AArch64 SVE on the other hand is quite new, and not widely available, so many programs might not use it at all. (Unless libc detects and uses it.) This isn't lazy context-switching for SVE for processes that are using it, only lazy init on first use. (Or on use after a system call if the kernel guessed that it might be done with SVE for a while.)

All the comments are consistent with the idea that do_sve_acc is only called to migrate state from FP/ASIMD to SVE on the first use of SVE, when there is no existing state. e.g. before do_sve_acc itself:

/*
 * Trapped SVE access
 *
 * Storage is allocated for the full SVE state, the current FPSIMD
 * register contents are migrated across, and TIF_SVE is set so that
 * the SVE access trap will be disabled the next time this task
 * reaches ret_to_user.
 *
 * TIF_SVE should be clear on entry: otherwise, fpsimd_restore_current_state()
 * would have disabled the SVE access trap for userspace during
 * ret_to_user, making an SVE access trap impossible in that case.
 */
void do_sve_acc(unsigned int esr, struct pt_regs *regs)
{
...

Footnote 1: "may optionally"?

I don't know if there's a heuristic or if in practice it always chooses to reset back to FPASIMD whenever possible. Having syscall-clobbered extended vector regs seems like a good design; most vectorized code wants lots of big vector regs for loops that don't involve system-calls or function-calls, maybe keeping some vector constants around between loops in the same function but usually without a system call in between. In a rare function that did make a system call between loops, perhaps futex for synchronization, code would have to assume SVE regs were destroyed, so either reload SVE constants or only vectorize with ASIMD.

The standard AArch64 calling convention does have some call-preserved vector regs, allowing some scalar or 128-bit vector values to stay in registers across user-level function calls, too. (e.g. https://godbolt.org/z/vrsn5n6d7). But I'm assuming the upper parts (SVE state beyond 128 bits) are call-clobbered so even if the kernel didn't clear uppers on system calls, you could only take advantage of it by manually inlining a system call in asm, not letting a C compiler call a libc wrapper function that follows the user-space calling convention.

So the cost is in the time it takes to trap the next time SVE is used. The kernel might try to notice that a process is frequently causing these traps, and/or that it spends little time in non-SVE context switches, and decide not to reset back to FPASIMD state on future system calls. That could avoid the worst-case situations for an always-reset strategy.

For many processes, SVE is never used, pure win to only do FPASIMD context switching, no traps. (But resetting from SVE to FPASIMD wouldn't be needed either.) For threads that don't make system calls and spend all their time doing SVE number crunching, they won't make any of these traps.
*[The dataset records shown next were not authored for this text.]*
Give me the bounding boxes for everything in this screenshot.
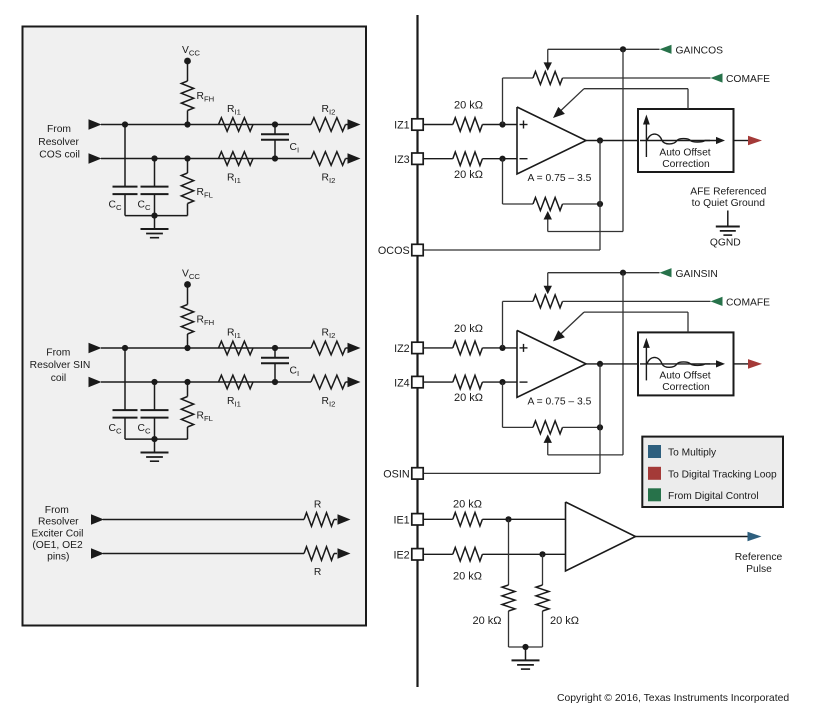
svg-text:20 kΩ: 20 kΩ xyxy=(454,392,483,404)
wire IZ pin to 20k (SIN +) xyxy=(423,347,453,349)
output arrow bottom (SIN) xyxy=(348,377,361,388)
wire 20k to op-amp - (SIN) xyxy=(482,381,517,383)
wire IZ pin to 20k (COS -) xyxy=(423,158,453,160)
node offset pot right (SIN) xyxy=(597,424,603,430)
svg-text:20 kΩ: 20 kΩ xyxy=(453,570,482,582)
wire IZ pin to 20k (SIN -) xyxy=(423,381,453,383)
resistor 20k (IE2) xyxy=(453,548,483,583)
svg-text:Copyright © 2016, Texas Instru: Copyright © 2016, Texas Instruments Inco… xyxy=(557,693,789,704)
wire + input to gain pot (COS) xyxy=(502,78,504,125)
wire bottom rail (COS) xyxy=(101,158,311,160)
svg-text:pins): pins) xyxy=(47,552,69,563)
svg-text:To Multiply: To Multiply xyxy=(668,448,717,459)
capacitor Cc1 (SIN) xyxy=(109,348,138,439)
pin OSIN xyxy=(383,468,423,481)
potentiometer offset (COS bottom) xyxy=(503,198,601,211)
resistor RI1 top (SIN) xyxy=(219,328,254,355)
legend swatch To Digital Tracking Loop xyxy=(648,467,661,480)
wire 20k to comparator + xyxy=(482,518,565,520)
resistor 20k (COS -) xyxy=(453,152,483,181)
ground (comparator divider) xyxy=(512,647,540,669)
svg-text:R: R xyxy=(314,500,321,511)
bus line (device boundary) xyxy=(416,15,418,687)
capacitor Cc2 (SIN) xyxy=(138,382,169,439)
wire + input to gain pot (SIN) xyxy=(502,301,504,348)
Vcc supply terminal (SIN channel) xyxy=(182,269,200,288)
pin IZ3 xyxy=(394,153,423,166)
svg-text:From: From xyxy=(47,124,71,135)
arrow to digital tracking loop (SIN) xyxy=(748,359,762,369)
op-amp U-COS xyxy=(517,107,592,184)
resistor RFH (SIN) xyxy=(181,305,214,335)
ground (COS) xyxy=(141,216,169,238)
wire top rail (COS) xyxy=(101,124,311,126)
node + input (SIN) xyxy=(499,345,505,351)
node bottom-Cc2 junction (SIN) xyxy=(151,379,157,385)
wire block output (SIN) xyxy=(734,363,749,365)
svg-text:20 kΩ: 20 kΩ xyxy=(454,169,483,181)
auto offset correction block (COS) xyxy=(638,109,734,172)
capacitor Ci (SIN) xyxy=(261,348,299,382)
resistor 20k pulldown left xyxy=(472,585,515,627)
output arrow top (COS) xyxy=(348,119,361,130)
svg-text:Correction: Correction xyxy=(662,159,710,170)
svg-text:Exciter Coil: Exciter Coil xyxy=(31,528,83,539)
wire RFH to top rail (SIN) xyxy=(187,334,189,348)
node top-RFH junction (COS) xyxy=(184,121,190,127)
node - input (COS) xyxy=(499,156,505,162)
legend box xyxy=(642,437,783,507)
svg-text:to Quiet Ground: to Quiet Ground xyxy=(692,198,766,209)
resistor 20k (COS +) xyxy=(453,100,483,132)
wire IZ pin to 20k (COS +) xyxy=(423,124,453,126)
svg-text:IZ1: IZ1 xyxy=(394,120,410,132)
wire wiper bottom (SIN) xyxy=(548,454,623,456)
wire output to SIN output pin xyxy=(599,427,601,473)
potentiometer gain (SIN top) xyxy=(503,295,563,308)
resistor RI2 top (SIN) xyxy=(311,328,346,355)
svg-text:COMAFE: COMAFE xyxy=(726,74,770,85)
input arrow bottom (COS) xyxy=(89,153,102,164)
node bottom-Ci junction (COS) xyxy=(272,155,278,161)
node bottom-RFL junction (SIN) xyxy=(184,379,190,385)
wire block output (COS) xyxy=(734,140,749,142)
wire Vcc to RFH (SIN) xyxy=(187,285,189,305)
wire COMAFE (SIN) xyxy=(563,300,711,302)
svg-text:20 kΩ: 20 kΩ xyxy=(472,615,501,627)
svg-text:COS coil: COS coil xyxy=(39,150,80,161)
resistor RI2 bottom (SIN) xyxy=(311,375,346,408)
node top-Cc1 junction (SIN) xyxy=(122,345,128,351)
legend swatch From Digital Control xyxy=(648,488,661,501)
resistor RI1 bottom (SIN) xyxy=(219,375,254,408)
input arrow bottom (SIN) xyxy=(89,377,102,388)
svg-text:Resolver: Resolver xyxy=(38,137,79,148)
pin OCOS xyxy=(378,244,423,257)
node ground junction (SIN) xyxy=(151,436,157,442)
COMAFE terminal (COS) xyxy=(711,73,771,85)
arrow offset feedback into op-amp (SIN) xyxy=(553,330,565,341)
svg-text:IZ2: IZ2 xyxy=(394,343,410,355)
output arrow exciter OE1 xyxy=(334,514,351,525)
pin IE1 xyxy=(393,514,423,527)
legend swatch To Multiply xyxy=(648,445,661,458)
wire offset feedback (SIN) xyxy=(556,312,689,339)
wire offset feedback (COS) xyxy=(556,89,689,116)
svg-text:From Digital Control: From Digital Control xyxy=(668,491,759,502)
svg-text:20 kΩ: 20 kΩ xyxy=(454,323,483,335)
svg-text:OCOS: OCOS xyxy=(378,245,410,257)
wire output to pot (SIN) xyxy=(599,364,601,428)
svg-text:A = 0.75 – 3.5: A = 0.75 – 3.5 xyxy=(528,396,592,407)
wire op-amp output (SIN) xyxy=(586,363,638,365)
wire GAINCOS xyxy=(548,48,660,50)
wire output to COS output pin xyxy=(599,204,601,250)
svg-text:(OE1, OE2: (OE1, OE2 xyxy=(32,540,83,551)
wire top rail (SIN) xyxy=(101,347,311,349)
pin IZ1 xyxy=(394,119,423,132)
resistor 20k pulldown right xyxy=(536,585,579,627)
wire op-amp output (COS) xyxy=(586,140,638,142)
wire pulldown right to ground rail xyxy=(542,611,544,647)
svg-text:GAINSIN: GAINSIN xyxy=(676,269,718,280)
arrow offset feedback into op-amp (COS) xyxy=(553,107,565,118)
input arrow top (COS) xyxy=(89,119,102,130)
arrow to digital tracking loop (COS) xyxy=(748,136,762,146)
panel box: resolver input networks xyxy=(23,27,367,626)
svg-text:IZ4: IZ4 xyxy=(394,377,410,389)
svg-text:20 kΩ: 20 kΩ xyxy=(453,498,482,510)
capacitor Cc2 (COS) xyxy=(138,159,169,216)
wire ground bus (SIN) xyxy=(125,438,188,440)
wiper arrow top pot (COS) xyxy=(544,49,552,71)
wire wiper bottom (COS) xyxy=(548,231,623,233)
capacitor Ci (COS) xyxy=(261,125,299,159)
pin IZ2 xyxy=(394,342,423,355)
resistor RI1 bottom (COS) xyxy=(219,152,254,185)
node bottom-Cc2 junction (COS) xyxy=(151,155,157,161)
wire IE2 pin to 20k xyxy=(423,553,453,555)
node bottom-RFL junction (COS) xyxy=(184,155,190,161)
wiper arrow bottom pot (COS) xyxy=(544,211,552,232)
comparator U3 xyxy=(566,502,636,571)
resistor R (OE2) xyxy=(304,547,334,578)
svg-text:Auto Offset: Auto Offset xyxy=(659,371,710,382)
COMAFE terminal (SIN) xyxy=(711,297,771,309)
output arrow top (SIN) xyxy=(348,343,361,354)
ground (SIN) xyxy=(141,439,169,461)
arrow reference pulse xyxy=(748,532,762,542)
node top-Ci junction (COS) xyxy=(272,121,278,127)
node IE1 junction xyxy=(505,516,511,522)
resistor RFH (COS) xyxy=(181,81,214,111)
node + input (COS) xyxy=(499,121,505,127)
svg-text:coil: coil xyxy=(51,373,66,384)
svg-text:20 kΩ: 20 kΩ xyxy=(454,100,483,112)
node top-RFH junction (SIN) xyxy=(184,345,190,351)
input arrow top (SIN) xyxy=(89,343,102,354)
svg-text:IE1: IE1 xyxy=(393,515,409,527)
pin IE2 xyxy=(393,549,423,562)
svg-text:QGND: QGND xyxy=(710,238,741,249)
wire GAINSIN xyxy=(548,272,660,274)
node offset pot right (COS) xyxy=(597,201,603,207)
svg-text:Resolver SIN: Resolver SIN xyxy=(30,360,91,371)
GAINCOS terminal xyxy=(660,45,724,57)
label From Resolver COS coil xyxy=(38,124,80,161)
svg-text:R: R xyxy=(314,567,321,578)
node ground junction (comparator) xyxy=(522,644,528,650)
wire exciter OE1 xyxy=(103,519,304,521)
svg-text:IZ3: IZ3 xyxy=(394,154,410,166)
ground QGND xyxy=(710,211,741,249)
node output (COS) xyxy=(597,137,603,143)
svg-text:OSIN: OSIN xyxy=(383,469,409,481)
wire RFH to top rail (COS) xyxy=(187,111,189,125)
op-amp U-SIN xyxy=(517,330,592,407)
node GAINCOS junction xyxy=(620,46,626,52)
wire IE1 pin to 20k xyxy=(423,518,453,520)
svg-text:AFE Referenced: AFE Referenced xyxy=(690,186,766,197)
potentiometer offset (SIN bottom) xyxy=(503,421,601,434)
wire exciter OE2 xyxy=(103,553,304,555)
wire IE1 node down xyxy=(508,519,510,585)
svg-text:20 kΩ: 20 kΩ xyxy=(550,615,579,627)
svg-text:IE2: IE2 xyxy=(393,550,409,562)
svg-text:COMAFE: COMAFE xyxy=(726,298,770,309)
output arrow exciter OE2 xyxy=(334,548,351,559)
svg-text:Correction: Correction xyxy=(662,382,710,393)
resistor RFL (SIN) xyxy=(181,382,213,439)
svg-text:A = 0.75 – 3.5: A = 0.75 – 3.5 xyxy=(528,173,592,184)
svg-text:Auto Offset: Auto Offset xyxy=(659,147,710,158)
wire COMAFE (COS) xyxy=(563,77,711,79)
node top-Ci junction (SIN) xyxy=(272,345,278,351)
svg-text:GAINCOS: GAINCOS xyxy=(676,46,724,57)
wire bottom rail (SIN) xyxy=(101,381,311,383)
output arrow bottom (COS) xyxy=(348,153,361,164)
node bottom-Ci junction (SIN) xyxy=(272,379,278,385)
resistor 20k (SIN -) xyxy=(453,375,483,404)
wire gain feedback vertical (SIN) xyxy=(622,273,624,455)
svg-text:From: From xyxy=(45,505,69,516)
svg-text:Reference: Reference xyxy=(735,552,783,563)
svg-text:From: From xyxy=(46,348,70,359)
wire gain feedback vertical (COS) xyxy=(622,49,624,231)
wire pulldown left to ground rail xyxy=(508,611,510,647)
wire ground rail xyxy=(509,646,543,648)
resistor RFL (COS) xyxy=(181,159,213,216)
wire - input to offset pot (SIN) xyxy=(502,382,504,427)
resistor RI2 top (COS) xyxy=(311,104,346,131)
wire IE2 node down xyxy=(542,554,544,585)
label From Resolver SIN coil xyxy=(30,348,91,384)
wire 20k to op-amp - (COS) xyxy=(482,158,517,160)
capacitor Cc1 (COS) xyxy=(109,125,138,216)
node GAINSIN junction xyxy=(620,270,626,276)
Vcc supply terminal (COS channel) xyxy=(182,45,200,64)
label From Resolver Exciter Coil xyxy=(31,505,83,562)
svg-text:To Digital Tracking Loop: To Digital Tracking Loop xyxy=(668,469,777,480)
GAINSIN terminal xyxy=(660,268,718,280)
wiper arrow top pot (SIN) xyxy=(544,273,552,295)
wire ground bus (COS) xyxy=(125,215,188,217)
wire Vcc to RFH (COS) xyxy=(187,61,189,81)
pin IZ4 xyxy=(394,376,423,389)
label Reference Pulse xyxy=(735,552,783,575)
resistor RI1 top (COS) xyxy=(219,104,254,131)
svg-text:Resolver: Resolver xyxy=(38,517,79,528)
resistor RI2 bottom (COS) xyxy=(311,152,346,185)
node top-Cc1 junction (COS) xyxy=(122,121,128,127)
potentiometer gain (COS top) xyxy=(503,72,563,85)
input arrow exciter OE2 xyxy=(91,548,104,559)
svg-text:Pulse: Pulse xyxy=(746,564,772,575)
wire 20k to op-amp + (SIN) xyxy=(482,347,517,349)
wire comparator output xyxy=(636,536,749,538)
wire - input to offset pot (COS) xyxy=(502,159,504,204)
resistor 20k (SIN +) xyxy=(453,323,483,355)
wire 20k to op-amp + (COS) xyxy=(482,124,517,126)
node IE2 junction xyxy=(539,551,545,557)
resistor 20k (IE1) xyxy=(453,498,483,526)
node ground junction (COS) xyxy=(151,213,157,219)
auto offset correction block (SIN) xyxy=(638,332,734,395)
wire 20k to comparator - xyxy=(482,553,565,555)
node - input (SIN) xyxy=(499,379,505,385)
wiper arrow bottom pot (SIN) xyxy=(544,434,552,455)
wire output to pot (COS) xyxy=(599,141,601,205)
node output (SIN) xyxy=(597,361,603,367)
input arrow exciter OE1 xyxy=(91,514,104,525)
resistor R (OE1) xyxy=(304,500,334,527)
label AFE referenced to quiet ground xyxy=(690,186,766,209)
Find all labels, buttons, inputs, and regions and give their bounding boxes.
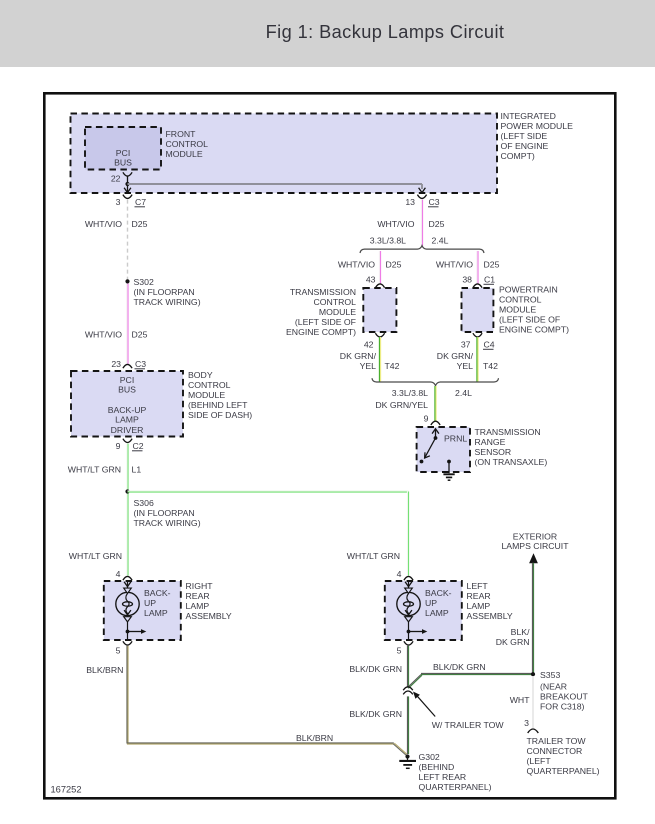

An adaptive strategy would be good for threads that have some phases of heavy use of SVE, but other phases of not using SVE, like running non-vectorized code or only ASIMD. (Like perhaps the SVE code was only in a library function, and other phases of computation don't use that library.) But only if they have a system call between phases. For threads that's probably not rare if they sleep and wait for notification from other threads. And in fact right as a thread goes to sleep is a great place to clear its SVE state, unless it's about to use SVE when it wakes up.

I'm just speculating here; hopefully there's some profiling data to back up whatever strategy Linux actually uses. It may change over time if glibc starts using SVE in strlen and memcmp for example, so more tasks will use SVE every timeslice. (If they don't do that already?)